FrontierMath is a great example of a failure in this space. By going closed, instead of using a license, they're created massive confusion. At first they told us that the benchmark was incredibly hard. And they showed reviewers subsets that were hard. Now, they're telling us that actually, 25% of the questions are easy. And 50% of the questions are pretty hard. But only a small fraction are what the reviewers saw.

Closed datasets aren't the answer. They're just unscientific nonsense. I refuse to even consider running on them.

We need test sets that are open for scrutiny. With licenses that prevent abuse. We can be very creative about the license. Like, you can only evaluate on this dataset once, and must preregister your evaluations.

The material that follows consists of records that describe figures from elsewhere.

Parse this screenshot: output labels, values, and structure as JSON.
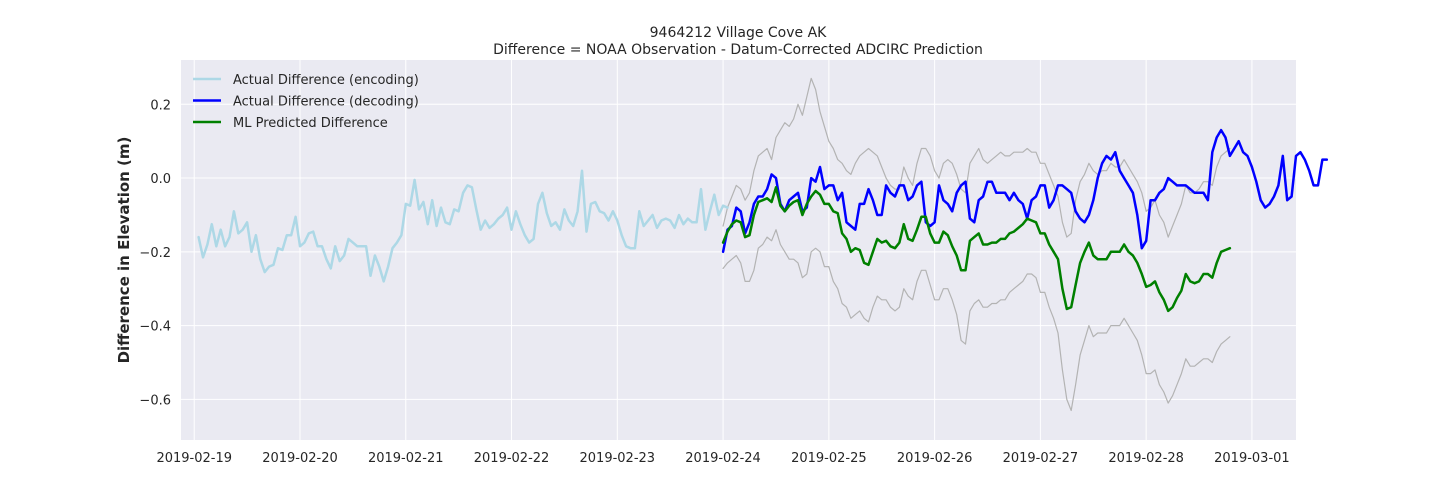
{
  "chart_data": {
    "type": "line",
    "title": "9464212 Village Cove AK",
    "subtitle": "Difference = NOAA Observation - Datum-Corrected ADCIRC Prediction",
    "xlabel": "",
    "ylabel": "Difference in Elevation (m)",
    "x_is_date": true,
    "xlim": [
      "2019-02-18T21:00",
      "2019-03-01T10:00"
    ],
    "ylim": [
      -0.71,
      0.32
    ],
    "x_ticks": [
      "2019-02-19",
      "2019-02-20",
      "2019-02-21",
      "2019-02-22",
      "2019-02-23",
      "2019-02-24",
      "2019-02-25",
      "2019-02-26",
      "2019-02-27",
      "2019-02-28",
      "2019-03-01"
    ],
    "y_ticks": [
      0.2,
      0.0,
      -0.2,
      -0.4,
      -0.6
    ],
    "y_tick_labels": [
      "0.2",
      "0.0",
      "−0.2",
      "−0.4",
      "−0.6"
    ],
    "grid": true,
    "background": "#eaeaf2",
    "legend_position": "top-left",
    "series": [
      {
        "name": "Actual Difference (encoding)",
        "color": "#add8e6",
        "width": 2.5,
        "in_legend": true,
        "start": "2019-02-19T01:00",
        "step_hours": 1,
        "values": [
          -0.16,
          -0.215,
          -0.18,
          -0.125,
          -0.185,
          -0.14,
          -0.185,
          -0.16,
          -0.09,
          -0.15,
          -0.14,
          -0.12,
          -0.2,
          -0.155,
          -0.22,
          -0.255,
          -0.24,
          -0.235,
          -0.19,
          -0.195,
          -0.155,
          -0.155,
          -0.105,
          -0.185,
          -0.175,
          -0.15,
          -0.145,
          -0.185,
          -0.185,
          -0.22,
          -0.245,
          -0.185,
          -0.225,
          -0.21,
          -0.165,
          -0.175,
          -0.185,
          -0.185,
          -0.185,
          -0.265,
          -0.21,
          -0.24,
          -0.28,
          -0.24,
          -0.19,
          -0.175,
          -0.155,
          -0.07,
          -0.075,
          -0.005,
          -0.085,
          -0.065,
          -0.125,
          -0.06,
          -0.13,
          -0.08,
          -0.12,
          -0.125,
          -0.085,
          -0.09,
          -0.04,
          -0.02,
          -0.025,
          -0.085,
          -0.14,
          -0.115,
          -0.135,
          -0.125,
          -0.11,
          -0.1,
          -0.08,
          -0.14,
          -0.09,
          -0.125,
          -0.155,
          -0.175,
          -0.165,
          -0.07,
          -0.04,
          -0.095,
          -0.13,
          -0.12,
          -0.14,
          -0.085,
          -0.115,
          -0.13,
          -0.09,
          0.02,
          -0.145,
          -0.07,
          -0.065,
          -0.09,
          -0.095,
          -0.115,
          -0.09,
          -0.115,
          -0.155,
          -0.185,
          -0.19,
          -0.19,
          -0.09,
          -0.13,
          -0.115,
          -0.1,
          -0.135,
          -0.115,
          -0.11,
          -0.115,
          -0.135,
          -0.1,
          -0.125,
          -0.11,
          -0.12,
          -0.12,
          -0.03,
          -0.14,
          -0.09,
          -0.045,
          -0.1,
          -0.075,
          -0.08
        ]
      },
      {
        "name": "Actual Difference (decoding)",
        "color": "#0000ff",
        "width": 2.5,
        "in_legend": true,
        "start": "2019-02-24T00:00",
        "step_hours": 1,
        "values": [
          -0.2,
          -0.14,
          -0.13,
          -0.08,
          -0.09,
          -0.15,
          -0.12,
          -0.07,
          -0.05,
          -0.05,
          -0.03,
          0.01,
          0.0,
          -0.07,
          -0.09,
          -0.06,
          -0.05,
          -0.04,
          -0.09,
          -0.08,
          0.0,
          -0.01,
          0.03,
          -0.03,
          -0.02,
          -0.02,
          -0.06,
          -0.04,
          -0.12,
          -0.13,
          -0.14,
          -0.07,
          -0.07,
          -0.03,
          -0.06,
          -0.1,
          -0.1,
          -0.02,
          -0.04,
          -0.05,
          -0.02,
          -0.02,
          -0.06,
          -0.05,
          -0.02,
          -0.01,
          -0.12,
          -0.13,
          -0.12,
          -0.02,
          -0.06,
          -0.07,
          -0.09,
          -0.04,
          -0.02,
          -0.01,
          -0.11,
          -0.12,
          -0.06,
          -0.05,
          -0.01,
          -0.01,
          -0.04,
          -0.04,
          -0.04,
          -0.06,
          -0.04,
          -0.06,
          -0.07,
          -0.11,
          -0.06,
          -0.05,
          -0.02,
          -0.02,
          -0.08,
          -0.06,
          -0.02,
          -0.02,
          -0.03,
          -0.04,
          -0.09,
          -0.11,
          -0.12,
          -0.1,
          -0.06,
          0.0,
          0.04,
          0.06,
          0.05,
          0.07,
          0.02,
          0.0,
          -0.02,
          -0.04,
          -0.1,
          -0.19,
          -0.17,
          -0.06,
          -0.06,
          -0.04,
          -0.03,
          -0.0,
          -0.01,
          -0.02,
          -0.02,
          -0.02,
          -0.03,
          -0.04,
          -0.04,
          -0.04,
          -0.06,
          0.07,
          0.11,
          0.13,
          0.11,
          0.06,
          0.08,
          0.1,
          0.07,
          0.06,
          0.03,
          -0.01,
          -0.06,
          -0.08,
          -0.07,
          -0.05,
          -0.02,
          0.06,
          -0.06,
          -0.05,
          0.06,
          0.07,
          0.05,
          0.02,
          -0.02,
          -0.02,
          0.05,
          0.05
        ]
      },
      {
        "name": "ML Predicted Difference",
        "color": "#008000",
        "width": 2.5,
        "in_legend": true,
        "start": "2019-02-24T00:00",
        "step_hours": 1,
        "values": [
          -0.175,
          -0.145,
          -0.125,
          -0.115,
          -0.12,
          -0.16,
          -0.155,
          -0.1,
          -0.065,
          -0.06,
          -0.055,
          -0.065,
          -0.025,
          -0.075,
          -0.09,
          -0.075,
          -0.065,
          -0.06,
          -0.1,
          -0.07,
          -0.05,
          -0.035,
          -0.045,
          -0.07,
          -0.07,
          -0.09,
          -0.095,
          -0.15,
          -0.165,
          -0.2,
          -0.19,
          -0.195,
          -0.23,
          -0.235,
          -0.2,
          -0.165,
          -0.175,
          -0.17,
          -0.185,
          -0.19,
          -0.175,
          -0.125,
          -0.165,
          -0.17,
          -0.14,
          -0.105,
          -0.105,
          -0.15,
          -0.175,
          -0.175,
          -0.145,
          -0.155,
          -0.185,
          -0.21,
          -0.25,
          -0.25,
          -0.17,
          -0.16,
          -0.15,
          -0.18,
          -0.18,
          -0.175,
          -0.175,
          -0.165,
          -0.165,
          -0.15,
          -0.145,
          -0.135,
          -0.125,
          -0.11,
          -0.115,
          -0.12,
          -0.15,
          -0.15,
          -0.18,
          -0.2,
          -0.22,
          -0.3,
          -0.355,
          -0.35,
          -0.29,
          -0.23,
          -0.2,
          -0.175,
          -0.21,
          -0.22,
          -0.22,
          -0.22,
          -0.2,
          -0.2,
          -0.2,
          -0.18,
          -0.2,
          -0.21,
          -0.23,
          -0.26,
          -0.295,
          -0.29,
          -0.28,
          -0.31,
          -0.33,
          -0.36,
          -0.35,
          -0.325,
          -0.305,
          -0.26,
          -0.28,
          -0.285,
          -0.28,
          -0.26,
          -0.26,
          -0.27,
          -0.23,
          -0.2,
          -0.195,
          -0.19
        ]
      },
      {
        "name": "",
        "color": "#b3b3b3",
        "width": 1.2,
        "in_legend": false,
        "start": "2019-02-24T00:00",
        "step_hours": 1,
        "values": [
          -0.245,
          -0.23,
          -0.22,
          -0.21,
          -0.23,
          -0.28,
          -0.28,
          -0.25,
          -0.19,
          -0.18,
          -0.16,
          -0.17,
          -0.14,
          -0.18,
          -0.2,
          -0.22,
          -0.22,
          -0.23,
          -0.27,
          -0.26,
          -0.2,
          -0.19,
          -0.2,
          -0.24,
          -0.24,
          -0.28,
          -0.3,
          -0.34,
          -0.35,
          -0.38,
          -0.37,
          -0.36,
          -0.38,
          -0.39,
          -0.35,
          -0.32,
          -0.33,
          -0.33,
          -0.35,
          -0.36,
          -0.35,
          -0.3,
          -0.32,
          -0.33,
          -0.28,
          -0.25,
          -0.25,
          -0.29,
          -0.33,
          -0.33,
          -0.3,
          -0.3,
          -0.33,
          -0.37,
          -0.44,
          -0.45,
          -0.36,
          -0.34,
          -0.33,
          -0.35,
          -0.35,
          -0.34,
          -0.34,
          -0.33,
          -0.33,
          -0.31,
          -0.3,
          -0.29,
          -0.28,
          -0.26,
          -0.26,
          -0.27,
          -0.31,
          -0.31,
          -0.35,
          -0.38,
          -0.42,
          -0.52,
          -0.6,
          -0.63,
          -0.56,
          -0.48,
          -0.44,
          -0.4,
          -0.43,
          -0.42,
          -0.42,
          -0.42,
          -0.4,
          -0.4,
          -0.4,
          -0.38,
          -0.4,
          -0.42,
          -0.44,
          -0.48,
          -0.53,
          -0.53,
          -0.52,
          -0.56,
          -0.58,
          -0.61,
          -0.59,
          -0.56,
          -0.53,
          -0.49,
          -0.51,
          -0.51,
          -0.5,
          -0.49,
          -0.49,
          -0.5,
          -0.47,
          -0.45,
          -0.44,
          -0.43
        ]
      },
      {
        "name": "",
        "color": "#b3b3b3",
        "width": 1.2,
        "in_legend": false,
        "start": "2019-02-24T00:00",
        "step_hours": 1,
        "values": [
          -0.13,
          -0.08,
          -0.05,
          -0.02,
          -0.03,
          -0.06,
          -0.04,
          0.02,
          0.06,
          0.07,
          0.08,
          0.05,
          0.11,
          0.13,
          0.15,
          0.14,
          0.16,
          0.2,
          0.17,
          0.22,
          0.27,
          0.24,
          0.18,
          0.14,
          0.1,
          0.08,
          0.05,
          0.04,
          0.02,
          0.01,
          0.04,
          0.06,
          0.07,
          0.08,
          0.07,
          0.06,
          0.03,
          0.0,
          -0.02,
          -0.03,
          -0.03,
          0.03,
          0.0,
          -0.02,
          0.04,
          0.08,
          0.08,
          0.06,
          0.02,
          0.0,
          0.04,
          0.05,
          0.04,
          0.01,
          -0.03,
          -0.04,
          0.04,
          0.06,
          0.08,
          0.05,
          0.04,
          0.05,
          0.06,
          0.07,
          0.06,
          0.06,
          0.07,
          0.07,
          0.07,
          0.08,
          0.07,
          0.07,
          0.04,
          0.04,
          0.01,
          -0.02,
          -0.05,
          -0.12,
          -0.16,
          -0.15,
          -0.06,
          -0.01,
          0.01,
          0.04,
          0.02,
          0.01,
          0.02,
          0.02,
          0.04,
          0.03,
          0.03,
          0.05,
          0.03,
          0.01,
          -0.01,
          -0.04,
          -0.09,
          -0.08,
          -0.06,
          -0.1,
          -0.12,
          -0.16,
          -0.13,
          -0.1,
          -0.07,
          -0.02,
          -0.04,
          -0.04,
          -0.03,
          -0.01,
          -0.01,
          -0.02,
          0.03,
          0.06,
          0.07,
          0.08
        ]
      }
    ]
  }
}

I would like to agree with you, but I doubt the honor system will work here. We are talking about companies that have blatantly trampled (or are willing to risk a judicial confrontation about trampling) copyright. It would be unreasonable to assume they would not engage in the same behavior about benchmarks and test sets, especially with the amount of money on the line for the winners.
I understand the idea but I don't think that it is beneficial in the end.

Access to the dataset is needed to understand why we get a given result. First from a transparency point of view to check if results make sense and why one model is favored compared to another one.

But also, it is needed to understand why a model will perform badly on some aspect to be able to determine how to improve the model.